Originally Posted by
SolihullRog
I have had a lot of problems getting one particular movie to play properly.
I made various attempts at repairing it and converting it to different formats, and I finished up with 9 copies of it.
Eventually I tried transcoding, and found that it made every copy playable! So I'm considering transcoding every movie to give confidence that, in the future, every movie will play smoothly first time.
So I'd like to know more about the impact on my PC resources of doing this.
I've looked at C:\Users\{User}\AppData\Local\Conceiva\Logs\Mezzmo \Transcoding Files where there appears to be a file corresponding to each transcoded movie.
File sizes vary from 400MB to 8.5GB - averaging about 2GB per movie.
So I anticipate that, if I trancode everything, I can expect an impact of about 2GB per movie for my whole collection.
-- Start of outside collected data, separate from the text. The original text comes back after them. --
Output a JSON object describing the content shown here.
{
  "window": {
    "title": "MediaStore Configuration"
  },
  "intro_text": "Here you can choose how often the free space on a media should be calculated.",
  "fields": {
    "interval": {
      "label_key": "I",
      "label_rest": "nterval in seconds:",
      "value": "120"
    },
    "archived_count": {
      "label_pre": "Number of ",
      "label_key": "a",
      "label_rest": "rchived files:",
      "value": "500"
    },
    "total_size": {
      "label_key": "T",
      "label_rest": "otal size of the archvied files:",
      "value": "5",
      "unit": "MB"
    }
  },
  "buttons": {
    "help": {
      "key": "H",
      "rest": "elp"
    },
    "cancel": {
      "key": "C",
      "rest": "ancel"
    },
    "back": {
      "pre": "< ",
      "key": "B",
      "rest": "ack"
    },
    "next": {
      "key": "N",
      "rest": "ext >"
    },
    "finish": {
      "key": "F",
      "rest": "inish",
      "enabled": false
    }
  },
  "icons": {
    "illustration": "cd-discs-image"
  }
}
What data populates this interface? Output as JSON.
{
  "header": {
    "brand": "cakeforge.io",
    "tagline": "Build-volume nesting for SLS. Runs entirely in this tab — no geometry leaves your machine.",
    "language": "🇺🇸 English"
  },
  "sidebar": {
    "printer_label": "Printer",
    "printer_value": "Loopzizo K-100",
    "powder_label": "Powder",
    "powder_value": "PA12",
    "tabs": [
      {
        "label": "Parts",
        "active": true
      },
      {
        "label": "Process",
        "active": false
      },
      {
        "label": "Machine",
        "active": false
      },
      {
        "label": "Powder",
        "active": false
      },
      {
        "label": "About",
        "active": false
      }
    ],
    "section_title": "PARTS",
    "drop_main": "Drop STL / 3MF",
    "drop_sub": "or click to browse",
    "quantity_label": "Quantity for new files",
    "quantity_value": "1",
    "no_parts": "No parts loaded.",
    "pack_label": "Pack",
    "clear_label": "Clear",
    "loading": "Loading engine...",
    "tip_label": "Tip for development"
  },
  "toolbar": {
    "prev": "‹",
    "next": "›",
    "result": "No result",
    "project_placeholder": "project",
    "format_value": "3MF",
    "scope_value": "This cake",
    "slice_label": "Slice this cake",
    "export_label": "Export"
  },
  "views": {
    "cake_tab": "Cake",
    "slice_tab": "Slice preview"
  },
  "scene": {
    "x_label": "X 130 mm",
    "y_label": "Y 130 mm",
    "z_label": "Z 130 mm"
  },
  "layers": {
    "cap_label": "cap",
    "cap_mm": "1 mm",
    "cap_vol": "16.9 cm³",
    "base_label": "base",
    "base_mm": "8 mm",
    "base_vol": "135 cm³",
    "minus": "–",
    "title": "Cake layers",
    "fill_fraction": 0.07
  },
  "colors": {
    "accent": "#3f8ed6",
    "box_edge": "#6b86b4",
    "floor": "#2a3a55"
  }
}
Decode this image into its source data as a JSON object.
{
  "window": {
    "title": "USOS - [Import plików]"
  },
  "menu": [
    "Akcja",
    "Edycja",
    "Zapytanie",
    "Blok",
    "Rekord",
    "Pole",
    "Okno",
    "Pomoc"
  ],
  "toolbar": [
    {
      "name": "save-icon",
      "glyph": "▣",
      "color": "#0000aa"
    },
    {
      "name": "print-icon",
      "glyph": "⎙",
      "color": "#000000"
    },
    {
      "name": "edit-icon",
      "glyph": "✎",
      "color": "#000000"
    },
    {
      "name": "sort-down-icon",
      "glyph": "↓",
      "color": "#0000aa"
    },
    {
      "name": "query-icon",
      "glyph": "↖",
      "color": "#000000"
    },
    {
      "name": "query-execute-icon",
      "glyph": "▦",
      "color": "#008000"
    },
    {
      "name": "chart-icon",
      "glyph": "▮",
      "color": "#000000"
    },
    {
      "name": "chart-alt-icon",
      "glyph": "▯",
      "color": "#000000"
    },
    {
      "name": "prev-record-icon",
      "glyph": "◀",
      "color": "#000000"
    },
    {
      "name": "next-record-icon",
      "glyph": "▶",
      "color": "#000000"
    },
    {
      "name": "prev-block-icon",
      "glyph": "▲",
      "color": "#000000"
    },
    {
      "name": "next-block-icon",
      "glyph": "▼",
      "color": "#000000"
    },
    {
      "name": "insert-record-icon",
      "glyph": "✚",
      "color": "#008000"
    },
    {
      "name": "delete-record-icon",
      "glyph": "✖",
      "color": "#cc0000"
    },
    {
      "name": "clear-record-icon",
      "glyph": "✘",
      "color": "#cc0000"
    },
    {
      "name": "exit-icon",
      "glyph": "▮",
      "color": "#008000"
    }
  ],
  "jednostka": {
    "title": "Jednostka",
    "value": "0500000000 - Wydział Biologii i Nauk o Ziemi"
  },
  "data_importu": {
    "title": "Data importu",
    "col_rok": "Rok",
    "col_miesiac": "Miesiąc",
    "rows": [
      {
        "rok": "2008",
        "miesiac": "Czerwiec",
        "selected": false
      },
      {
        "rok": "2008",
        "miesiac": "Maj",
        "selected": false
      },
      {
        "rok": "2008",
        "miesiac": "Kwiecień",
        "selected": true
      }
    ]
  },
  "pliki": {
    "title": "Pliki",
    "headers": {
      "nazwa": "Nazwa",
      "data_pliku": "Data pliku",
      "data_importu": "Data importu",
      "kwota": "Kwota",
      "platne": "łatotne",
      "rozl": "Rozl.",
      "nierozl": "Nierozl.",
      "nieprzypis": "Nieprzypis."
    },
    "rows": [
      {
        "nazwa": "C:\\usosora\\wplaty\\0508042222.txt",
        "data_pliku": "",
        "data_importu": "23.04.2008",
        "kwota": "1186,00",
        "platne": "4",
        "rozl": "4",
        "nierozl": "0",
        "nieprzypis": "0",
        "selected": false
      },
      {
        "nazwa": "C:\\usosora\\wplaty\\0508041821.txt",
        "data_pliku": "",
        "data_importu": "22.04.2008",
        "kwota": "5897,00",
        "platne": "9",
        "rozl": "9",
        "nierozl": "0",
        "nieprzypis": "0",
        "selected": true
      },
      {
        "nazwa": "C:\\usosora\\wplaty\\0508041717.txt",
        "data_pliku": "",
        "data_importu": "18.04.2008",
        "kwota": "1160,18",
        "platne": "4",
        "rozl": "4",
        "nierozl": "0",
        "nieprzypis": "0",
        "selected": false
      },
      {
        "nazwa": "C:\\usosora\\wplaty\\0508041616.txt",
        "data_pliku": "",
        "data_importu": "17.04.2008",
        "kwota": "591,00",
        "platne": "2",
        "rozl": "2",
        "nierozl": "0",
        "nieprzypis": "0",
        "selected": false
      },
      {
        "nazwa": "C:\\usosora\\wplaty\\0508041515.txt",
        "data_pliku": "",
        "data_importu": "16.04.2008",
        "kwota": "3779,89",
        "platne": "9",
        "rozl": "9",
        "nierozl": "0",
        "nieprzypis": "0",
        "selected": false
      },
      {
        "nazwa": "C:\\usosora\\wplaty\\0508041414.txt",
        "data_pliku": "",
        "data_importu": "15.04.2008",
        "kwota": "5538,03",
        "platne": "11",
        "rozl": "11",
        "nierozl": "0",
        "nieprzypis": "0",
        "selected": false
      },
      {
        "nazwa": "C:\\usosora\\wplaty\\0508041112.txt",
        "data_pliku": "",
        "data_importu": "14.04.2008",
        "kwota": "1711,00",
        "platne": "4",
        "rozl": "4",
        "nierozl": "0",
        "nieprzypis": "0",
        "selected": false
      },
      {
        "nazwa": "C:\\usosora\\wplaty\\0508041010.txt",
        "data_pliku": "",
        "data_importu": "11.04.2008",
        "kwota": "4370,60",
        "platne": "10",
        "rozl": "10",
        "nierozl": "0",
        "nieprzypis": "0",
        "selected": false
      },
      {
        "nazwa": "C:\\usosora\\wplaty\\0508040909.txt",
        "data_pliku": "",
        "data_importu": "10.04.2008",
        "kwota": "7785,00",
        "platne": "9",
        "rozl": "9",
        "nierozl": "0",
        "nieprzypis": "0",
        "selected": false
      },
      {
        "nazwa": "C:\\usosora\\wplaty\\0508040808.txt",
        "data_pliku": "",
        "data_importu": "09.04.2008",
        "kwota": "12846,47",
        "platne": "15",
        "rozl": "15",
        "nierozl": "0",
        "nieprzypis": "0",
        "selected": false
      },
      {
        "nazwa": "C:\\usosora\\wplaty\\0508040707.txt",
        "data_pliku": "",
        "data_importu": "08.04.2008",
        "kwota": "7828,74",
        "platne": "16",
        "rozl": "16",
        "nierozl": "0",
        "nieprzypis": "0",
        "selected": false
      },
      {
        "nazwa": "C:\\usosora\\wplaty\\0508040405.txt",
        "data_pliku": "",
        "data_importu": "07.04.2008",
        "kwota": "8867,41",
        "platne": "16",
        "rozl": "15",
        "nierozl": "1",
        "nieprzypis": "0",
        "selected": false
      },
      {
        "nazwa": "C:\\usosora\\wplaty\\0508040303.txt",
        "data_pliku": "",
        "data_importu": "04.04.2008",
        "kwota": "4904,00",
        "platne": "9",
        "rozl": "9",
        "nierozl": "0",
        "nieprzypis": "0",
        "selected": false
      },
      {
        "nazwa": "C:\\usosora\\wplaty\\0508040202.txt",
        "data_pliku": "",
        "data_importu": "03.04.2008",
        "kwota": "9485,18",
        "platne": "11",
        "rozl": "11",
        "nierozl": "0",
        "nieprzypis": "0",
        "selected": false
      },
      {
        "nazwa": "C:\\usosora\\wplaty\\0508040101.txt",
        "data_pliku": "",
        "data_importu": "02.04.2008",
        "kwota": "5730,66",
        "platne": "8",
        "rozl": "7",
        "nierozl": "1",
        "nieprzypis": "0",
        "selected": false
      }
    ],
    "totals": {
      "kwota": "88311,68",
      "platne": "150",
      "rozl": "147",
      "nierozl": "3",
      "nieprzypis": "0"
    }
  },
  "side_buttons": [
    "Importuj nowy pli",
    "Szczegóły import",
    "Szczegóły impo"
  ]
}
1. Does this sound right, and are there any other significant impacts?
2. The folder is referred to as "Transcoded files temporary folder". I don't get why it is referred to as 'temporary'. Wouldn't they be permanent in my scenario?
3. I try to minimise the amount of data on my c:\ drive. Can I simply change the location of the 'Transcoded files temporary folder', transcode everything, and then remove the folder from the c:\ drive?
4. I don't suppose there's an easy way of identifying high-resource-using movies? As a standard procedure I convert every movie to a format which complies with the spec (format, codecs, bitrate, frame size, fps etc) of my TV (Sony Bravia) but some still struggle to run. I can't identify a common factor between the culprits.